目をそっと開けると、薄暗い家の中で手足を縄で縛られている。
「うぅぅ……う……」
女性の声が聞こえる。身体の向きを変えてみると、なんとルフィナ嬢も同じように縛られて床に寝転がされていた。時間がわからないが、日の傾きからするにどうやら夕刻前のようだ。窓からは傾いた日の光が差し込んでいる。
「ルフィナ嬢、大丈夫か?」
幸い口を縛られていなかったので声をかける。声を出しても構わないということは、この家は王都でも郊外の方なのか。家の様子を見ると、どこかの貴族の屋敷のように見える。
「い、痛い」
「ルフィナ嬢、どこが痛い?」
「はぁ……あぁ、お姉さま……ごめんなさい」
身体をくねらせて彼女に近づくと、泣き始めてしまった。
「ううっ、ぐすっ、う……お、お姉さま……私……」
「ルフィナ嬢、何があったのか教えて欲しい、どうしてこんなことを」
今、ここに閉じ込められている理由が知りたい。彼女が絡んでいるとして、どうしてこうなったのだろう。
「ごめんなさい……お姉さまが、もう、遠くに行かれてしまうと思って、私……ううっ、ぐすっ」
「ルフィナ嬢、私はどこにも行かないよ、どうしてそう思ったの?」
「だって、お姉さまが二人もの男性から、プロポーズされているのを見て……お姉さまは困っていると思って」
「うん、それで、どうしたの?」
あの場面を見られていたのか。しかし、そこからどうして私が攫われないといけないのか。
「お、お姉さまを助けようと。二人で、知らない国に行こうと、思って……私、私!」
ルフィナ嬢は感極まってまた泣き出してしまう。頼むから、泣くのではなくて教えて欲しい。
「それで、誰に何を頼んだのかな。ルフィナ嬢」
「お、お姉さま。わ、私、昨夜知らない男の方に声をかけられましたの。困っているお姉さまを助けたいのであれば、今日、あのお店にお姉さまだけを連れて来いって」
「そうなの。で、その知らない男の言う通りにしたの?」
「わ、私も怪しいと思ったのですが、それよりもお姉さまを助けられるなら! って……でも、でも。その人はお姉さまを気絶させるから、私が怒ったら今度は、わ、私をっ」
ルフィナ嬢はまたひどく泣き始めてしまう。だが、大筋の話は見えてきた。犯人は最初から私狙いでルフィナ嬢を利用したのであろう。彼女を使って私をおびき寄せるために。
「はぁ、参ったな」
思わずため息が出る。手を動かしてみるが、縛り方はどうやらプロの仕事のようだ。だが、これなら時間をかければ何とか解けると思うが、すぐには自由にならない。
どうやら犯人たちは、私がスーレル王太子殿下と一緒であったことには気がつかなかったようだ。ならば今頃、殿下の護衛が走っているに違いない。昼前に攫われたとすると、それから半日経っている。護衛達はお父様に私がいなくなったことを伝えるであろう。
もう既に捜索隊が組まれているに違いない。
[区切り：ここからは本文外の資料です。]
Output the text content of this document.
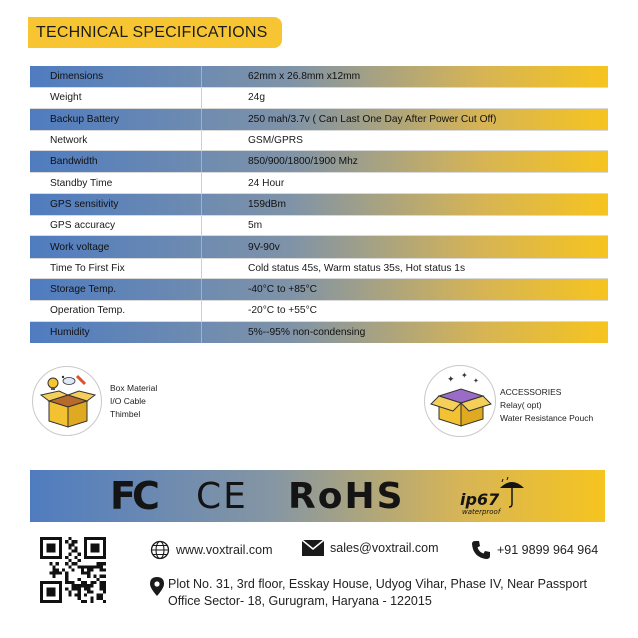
TECHNICAL SPECIFICATIONS
Dimensions	62mm x 26.8mm x12mm
Weight	24g
Backup Battery	250 mah/3.7v ( Can Last One Day After Power Cut Off)
Network	GSM/GPRS
Bandwidth	850/900/1800/1900 Mhz
Standby Time	24 Hour
GPS sensitivity	159dBm
GPS accuracy	5m
Work voltage	9V-90v
Time To First Fix	Cold status 45s, Warm status 35s, Hot status 1s
Storage Temp.	-40°C to +85°C
Operation Temp.	-20°C to +55°C
Humidity	5%--95% non-condensing
Box Material
I/O Cable
Thimbel
✦ ✦
✦
ACCESSORIES
Relay( opt)
Water Resistance Pouch
FC CE RoHS	ip67
waterproof
www.voxtrail.com	sales@voxtrail.com	+91 9899 964 964
Plot No. 31, 3rd floor, Esskay House, Udyog Vihar, Phase IV, Near Passport
Office Sector- 18, Gurugram, Haryana - 122015
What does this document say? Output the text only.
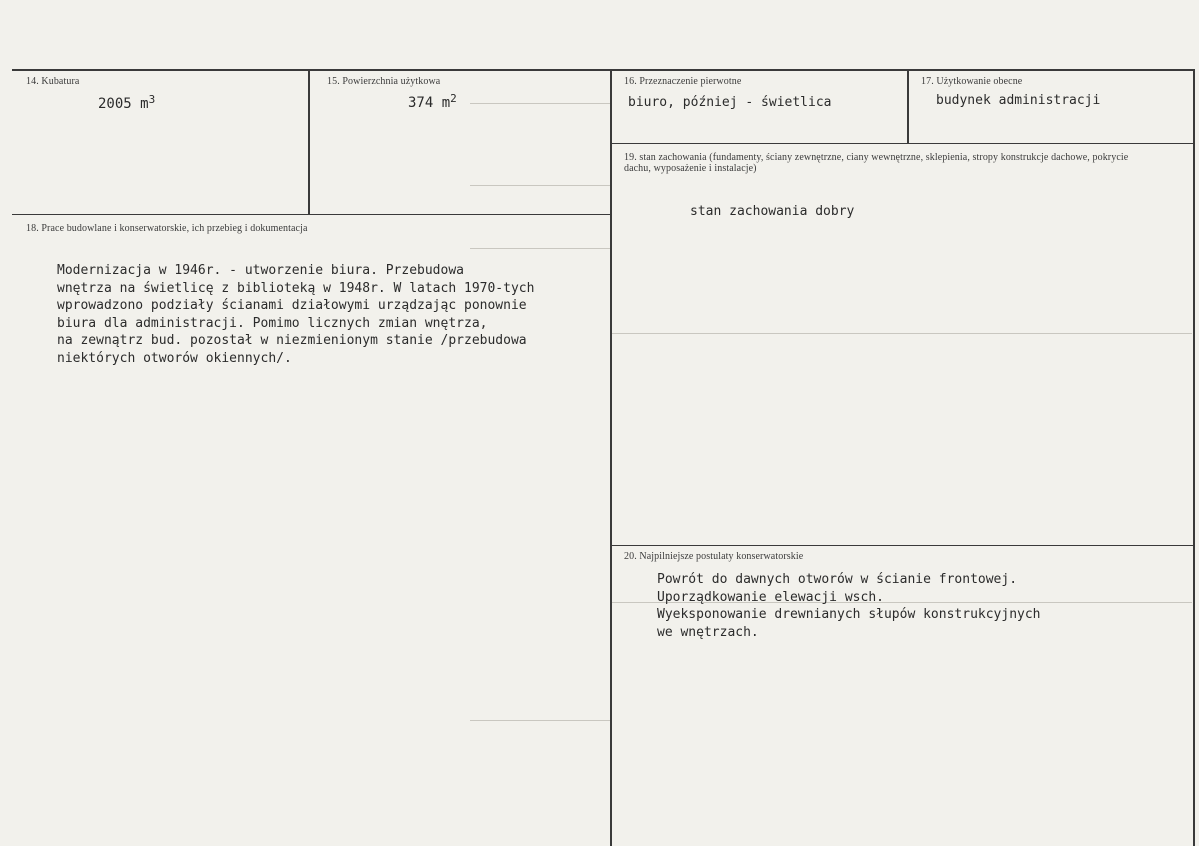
14. Kubatura
2005 $m^3$
15. Powierzchnia użytkowa
374 $m^2$
16. Przeznaczenie pierwotne
biuro, później - świetlica
17. Użytkowanie obecne
budynek administracji
18. Prace budowlane i konserwatorskie, ich przebieg i dokumentacja
Modernizacja w 1946r. - utworzenie biura. Przebudowa
wnętrza na świetlicę z biblioteką w 1948r. W latach 1970-tych
wprowadzono podziały ścianami działowymi urządzając ponownie
biura dla administracji. Pomimo licznych zmian wnętrza,
na zewnątrz bud. pozostał w niezmienionym stanie /przebudowa
niektórych otworów okiennych/.
19. stan zachowania (fundamenty, ściany zewnętrzne, ciany wewnętrzne, sklepienia, stropy konstrukcje dachowe, pokrycie dachu, wyposażenie i instalacje)
stan zachowania dobry
20. Najpilniejsze postulaty konserwatorskie
Powrót do dawnych otworów w ścianie frontowej.
Uporządkowanie elewacji wsch.
Wyeksponowanie drewnianych słupów konstrukcyjnych
we wnętrzach.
だが、この場所を探し出すことができるだろうか。
どうにかして捜索隊に私がここにいることを知らせたいけれど……。一人であれば、どうにかできたかもしれないが、今私の傍にはルフィナ嬢がいる。
彼女を助けながら自分が助かる道を探さないといけない。どうするべきか、どうしたらいいのか。床に転がりながら私は必死に考えていた。
その時ガチャリと扉が開き、ドカドカと男たちが入ってくる足音が聞こえた。